My dose stayed at 100mg again last night. My sleep keeps improving. Last night, I fell asleep easily and slept about 6 hours without waking up. When I woke up, I was tired, but had no other symptoms. I guess my body is getting used to the medication.
Yesterday, after taking a showing and getting dressed, I had to rest for couple hours before running errands. I seem to get tired very easily. After resting, I ran some simple errands. I came home from that and ended up crashing on the couch. I napped for about two hours; however, I could only sleep 5 or 10 minutes at a time. It appears that I get exhausted very easily after any physical exertion.
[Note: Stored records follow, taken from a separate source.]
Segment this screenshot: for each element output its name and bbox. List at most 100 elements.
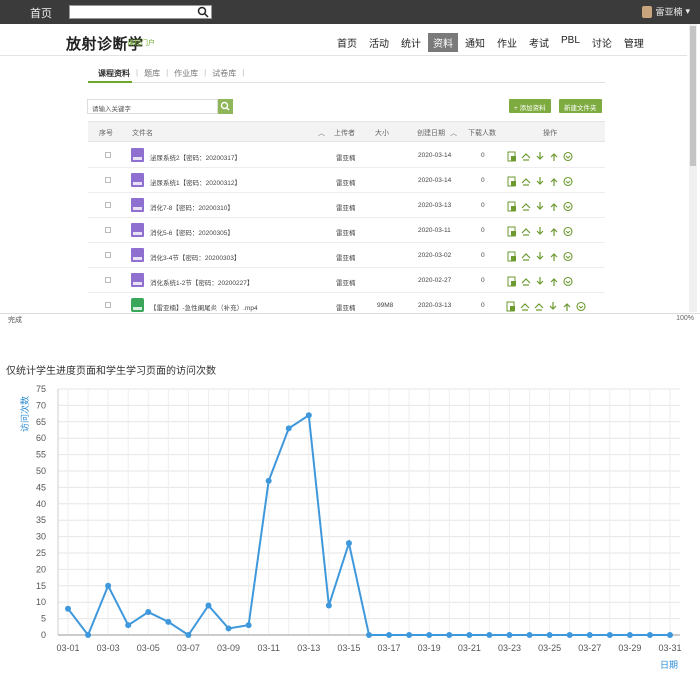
download-icon[interactable]	[548, 299, 558, 310]
downloads-cell: 0	[481, 302, 485, 309]
table-row[interactable]: 泌尿系统1【密码：20200312】 雷亚楠 2020-03-14 0	[88, 168, 605, 193]
file-name-link[interactable]: 消化5-6【密码：20200305】	[150, 227, 234, 237]
nav-item-discussion[interactable]: 讨论	[587, 33, 617, 52]
nav-item-activity[interactable]: 活动	[364, 33, 394, 52]
preview-icon[interactable]	[507, 224, 517, 237]
download-icon[interactable]	[535, 199, 545, 210]
zoom-level[interactable]: 100%	[676, 315, 694, 322]
data-point	[406, 632, 413, 638]
new-folder-button[interactable]: 新建文件夹	[559, 99, 602, 113]
file-name-link[interactable]: 消化系统1-2节【密码：20200227】	[150, 277, 253, 287]
preview-icon[interactable]	[507, 274, 517, 287]
row-checkbox[interactable]	[105, 252, 111, 258]
more-icon[interactable]	[576, 299, 586, 312]
tab-homework-bank[interactable]: 作业库	[169, 68, 203, 79]
table-row[interactable]: 消化5-6【密码：20200305】 雷亚楠 2020-03-11 0	[88, 218, 605, 243]
nav-item-manage[interactable]: 管理	[619, 33, 649, 52]
top-search-input[interactable]	[69, 5, 212, 19]
col-filename[interactable]: 文件名	[132, 128, 153, 138]
more-icon[interactable]	[563, 149, 573, 162]
scrollbar-thumb[interactable]	[690, 26, 696, 166]
tab-question-bank[interactable]: 题库	[139, 68, 165, 79]
tab-course-materials[interactable]: 课程资料	[93, 68, 135, 79]
data-point	[366, 632, 372, 638]
move-icon[interactable]	[521, 149, 531, 161]
preview-icon[interactable]	[507, 249, 517, 262]
add-material-button[interactable]: + 添加资料	[509, 99, 551, 113]
file-name-link[interactable]: 消化7-8【密码：20200310】	[150, 202, 234, 212]
nav-item-stats[interactable]: 统计	[396, 33, 426, 52]
file-name-link[interactable]: 【雷亚楠】-急性阑尾炎（补充）.mp4	[150, 302, 258, 312]
preview-icon[interactable]	[507, 199, 517, 212]
sort-icon[interactable]: ︿	[450, 128, 457, 138]
download-icon[interactable]	[535, 224, 545, 235]
upload-icon[interactable]	[549, 249, 559, 261]
row-checkbox[interactable]	[105, 177, 111, 183]
move-icon[interactable]	[521, 174, 531, 186]
keyword-search-button[interactable]	[218, 99, 233, 114]
folder-icon	[131, 198, 144, 212]
nav-item-notices[interactable]: 通知	[460, 33, 490, 52]
upload-icon[interactable]	[549, 174, 559, 186]
more-icon[interactable]	[563, 274, 573, 287]
top-home-link[interactable]: 首页	[30, 5, 52, 21]
move-icon[interactable]	[521, 224, 531, 236]
row-checkbox[interactable]	[105, 302, 111, 308]
upload-icon[interactable]	[549, 199, 559, 211]
upload-icon[interactable]	[562, 299, 572, 311]
file-name-link[interactable]: 泌尿系统2【密码：20200317】	[150, 152, 241, 162]
download-icon[interactable]	[535, 174, 545, 185]
sort-icon[interactable]: ︿	[318, 128, 325, 138]
col-created-date[interactable]: 创建日期	[417, 128, 445, 138]
file-name-link[interactable]: 消化3-4节【密码：20200303】	[150, 252, 240, 262]
table-row[interactable]: 泌尿系统2【密码：20200317】 雷亚楠 2020-03-14 0	[88, 143, 605, 168]
more-icon[interactable]	[563, 174, 573, 187]
upload-icon[interactable]	[549, 274, 559, 286]
created-date-cell: 2020-03-14	[418, 177, 452, 184]
move-icon[interactable]	[521, 199, 531, 211]
y-tick-label: 25	[36, 548, 46, 558]
table-row[interactable]: 消化系统1-2节【密码：20200227】 雷亚楠 2020-02-27 0	[88, 268, 605, 293]
cloud-icon[interactable]	[520, 299, 530, 311]
table-row[interactable]: 消化3-4节【密码：20200303】 雷亚楠 2020-03-02 0	[88, 243, 605, 268]
data-point	[606, 632, 613, 638]
y-tick-label: 35	[36, 515, 46, 525]
preview-icon[interactable]	[506, 299, 516, 312]
download-icon[interactable]	[535, 149, 545, 160]
row-checkbox[interactable]	[105, 227, 111, 233]
upload-icon[interactable]	[549, 149, 559, 161]
share-icon[interactable]	[534, 299, 544, 311]
nav-item-home[interactable]: 首页	[332, 33, 362, 52]
move-icon[interactable]	[521, 274, 531, 286]
row-checkbox[interactable]	[105, 202, 111, 208]
nav-item-exam[interactable]: 考试	[524, 33, 554, 52]
upload-icon[interactable]	[549, 224, 559, 236]
more-icon[interactable]	[563, 224, 573, 237]
download-icon[interactable]	[535, 274, 545, 285]
user-menu[interactable]: 雷亚楠 ▾	[642, 5, 690, 18]
nav-item-pbl[interactable]: PBL	[556, 33, 585, 52]
download-icon[interactable]	[535, 249, 545, 260]
move-icon[interactable]	[521, 249, 531, 261]
data-point	[185, 632, 192, 638]
vertical-scrollbar[interactable]	[689, 24, 697, 312]
y-tick-label: 55	[36, 450, 46, 460]
course-portal-label[interactable]: 课程门户	[127, 38, 155, 48]
row-checkbox[interactable]	[105, 152, 111, 158]
more-icon[interactable]	[563, 199, 573, 212]
y-tick-label: 50	[36, 466, 46, 476]
file-name-link[interactable]: 泌尿系统1【密码：20200312】	[150, 177, 241, 187]
preview-icon[interactable]	[507, 149, 517, 162]
tab-exam-bank[interactable]: 试卷库	[207, 68, 241, 79]
table-row[interactable]: 消化7-8【密码：20200310】 雷亚楠 2020-03-13 0	[88, 193, 605, 218]
preview-icon[interactable]	[507, 174, 517, 187]
row-checkbox[interactable]	[105, 277, 111, 283]
more-icon[interactable]	[563, 249, 573, 262]
search-icon[interactable]	[197, 6, 209, 18]
keyword-search-input[interactable]: 请输入关键字	[87, 99, 218, 114]
x-tick-label: 03-03	[97, 643, 120, 653]
nav-item-homework[interactable]: 作业	[492, 33, 522, 52]
nav-item-materials[interactable]: 资料	[428, 33, 458, 52]
downloads-cell: 0	[481, 177, 485, 184]
status-done: 完成	[8, 317, 22, 324]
Yesterday, I thought that it was going to be a great day because I felt pretty good when I woke up. However, I think I did too much. I ran some errands and went to visit a friend. When I got home, I crashed on the couch for about 2 hours, but I could only sleep about 10 minutes at a time. I didn’t expect to have this much exhaustion. I need to learn to only do a little at a time and allow myself to rest in between activities.
I stayed at the 100mg dose last night, but my psychiatrist also had me go off my Seroquel completely. I ended up sleeping pretty well, probably about 6 hours. I was worried I wouldn’t sleep because of my naps, but that wasn’t a problem. I did wake up with a lot of muscle soreness, but it was gone only an hour later. I was also unsteady on my feet, but that also went away quickly. I have no chest or throat pressure today. Right now, I feel pretty good. I have a lot to do today, and I’m going to do it one step at time, making sure I get to rest in between.
Last night was my first dose for the Clozapine rechallenge. I took 25mg at bedtime (10:00pm), and I fell asleep quickly, probably within about 45 minutes. That’s a huge change for me, especially since I’ve been falling asleep anywhere between 2:00am and 5:00am for the past week or two. The pharmacist told me to make sure I take this medication close to the same time every night.
Falling asleep quickly is awesome, but the rest of the night was fairly awful. I woke up after about 1 hour. Then for the rest of the night, I slept approximately 20 minutes for every hour. So I spent the night falling asleep, then waking up, and then doing that all over again many times. I came out to the couch because laying in bed, feeling exhausted, but not able to sleep, is extremely frustrating. Waking up was very difficult; my eyes had a hard time staying open, but I think I’m fully awake now. I slept a total of about 3 1/2 hours, that’s not that bad for me.
The best part is that I have no dizziness, at least not yet. The last time I tried this medication, I had a lot of problems with dizziness. I think that it’s a good sign that I don’t have any dizziness issues at this time. I’m really hoping that my body will adjust to the medication better than it did last time. In my opinion, I feel like I’m off to a good start. My psychiatrist is increasing the dose slower this time than he did before, and I’m grateful for that.